Diabetic foot ulcers and infections can lead to osteomyelitis, a potentially devastating infection in the bone.
How much of a difference can osteomyelitis make to a patient’s prognosis? A 2014 commentary by Benjamin A. Lipsky, MD, a prominent expert in problems associated with diabetic patients’ feet who’s with the University of Washington, Seattle, hints at the potential toll: “Overall, about 20% of patients with a diabetic foot infection (and over 60% of those with severe infections) have underlying osteomyelitis, which dramatically increases the risk of lower-extremity amputation” ().
Diagnosis of osteomyelitis, which relies on a bone biopsy, is clearly important. But there’s a big gap in diagnostic findings depending on whether doctors request culture or histology results, according to a new study released at the 2018 scientific meeting of the American Diabetes Association (Diabetes. 2018 Jul.).
In an interview, lead author and podiatrist Peter A. Crisologo, DPM, of University of Texas Southwestern Medical Center, Dallas, explained the study findings and offered guidance for requesting bone biopsies in possible cases of osteomyelitis.
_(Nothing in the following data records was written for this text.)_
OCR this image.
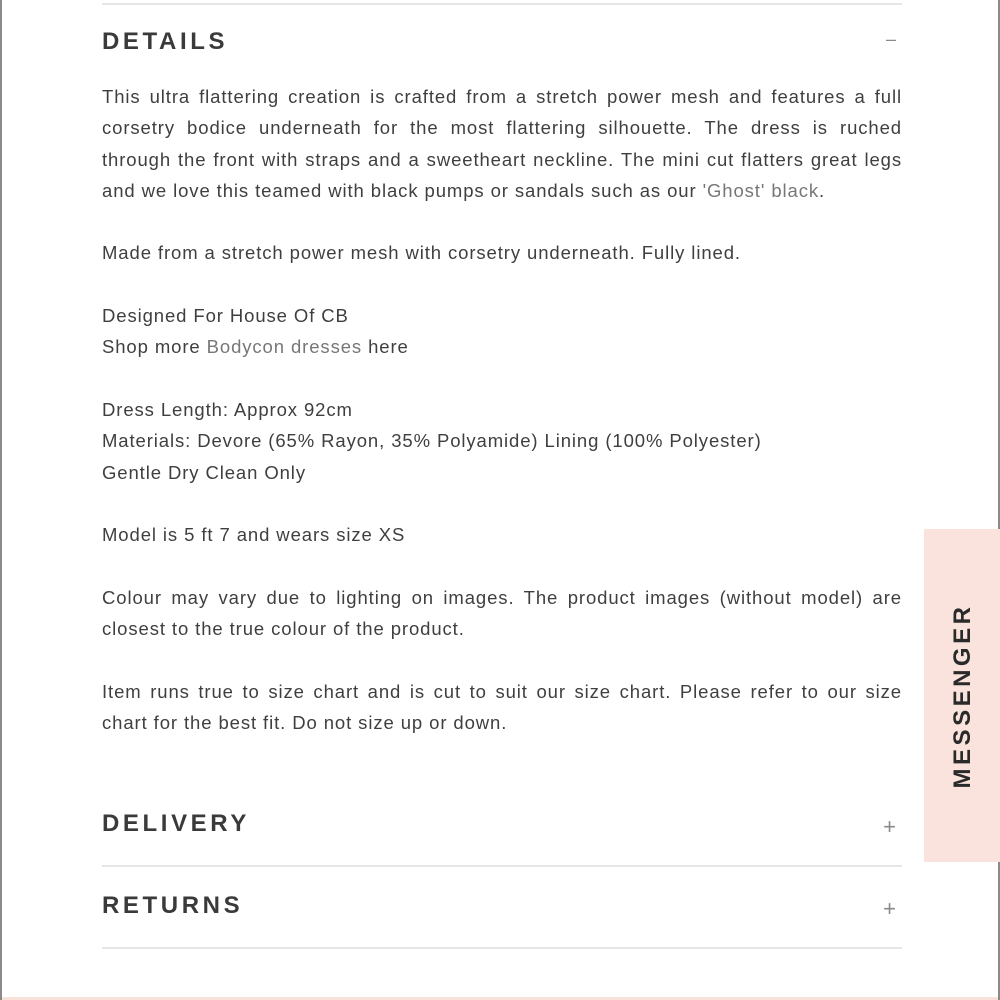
DETAILS	–

This ultra flattering creation is crafted from a stretch power mesh and features a full corsetry bodice underneath for the most flattering silhouette. The dress is ruched through the front with straps and a sweetheart neckline. The mini cut flatters great legs and we love this teamed with black pumps or sandals such as our 'Ghost' black.

Made from a stretch power mesh with corsetry underneath. Fully lined.

Designed For House Of CB
Shop more Bodycon dresses here

Dress Length: Approx 92cm
Materials: Devore (65% Rayon, 35% Polyamide) Lining (100% Polyester)
Gentle Dry Clean Only

Model is 5 ft 7 and wears size XS

Colour may vary due to lighting on images. The product images (without model) are closest to the true colour of the product.

Item runs true to size chart and is cut to suit our size chart. Please refer to our size chart for the best fit. Do not size up or down.

DELIVERY	+
RETURNS	+
MESSENGER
Q: What makes diagnosis and treatment of osteomyelitis unique?
A: In the foot, there’s not a lot of soft tissue between the outside world and your bone. If the wounds on the feet go deep enough, they can spread a bacterial infection to the bone. This changes how foot infections are treated.
If you have a skin infection, it requires 11-12 days of antibiotics. Things start ramping up once you start getting into the bone. You’re talking potential surgery and 6 weeks of antibiotics through IV treatments. This is why it’s really important that you get your diagnosis right.
A lot of people say “I’m going to do the safe thing” and treat a bone infection with an extended course of antibiotics.
That’s not necessarily safe. If you’re overdiagnosing – for example, you identify bacteria that’s just a contaminant – you could put a patient through 6 weeks of IV treatment along with the risks of a PICC (peripherally inserted central catheter ) line infection, complications from IV placement, and complications from the antibiotic.
Also, acute kidney injury develops in at least a third of the patients who undergo 6 weeks of antibiotics. That’s not to mention the cost of the visits and the labs you have to draw. But we don’t want to underdiagnose either. If osteomyelitis is underdiagnosed and then not treated, the infection can smolder and continue to progress and worsen.
Q: Your study looks at the bone biopsy. How does it fit into care of osteomyelitis in the diabetic foot?
A: A bone biopsy is the standard for diagnosis under the guidelines of the Infectious Diseases Society of America/International Working Group on the Diabetic Foot (
But beyond that, nobody says anything. Everyone has an operational definition of how a bone biopsy is interpreted, and there’s a need for a consensus on how a bone biopsy can be used to diagnose osteomyelitis.
You’ll get different percentages of your patients diagnosed with osteomyelitis. For example, someone may say the biopsy is only positive if the histology is positive, while another says the histology doesn’t matter if the culture is positive.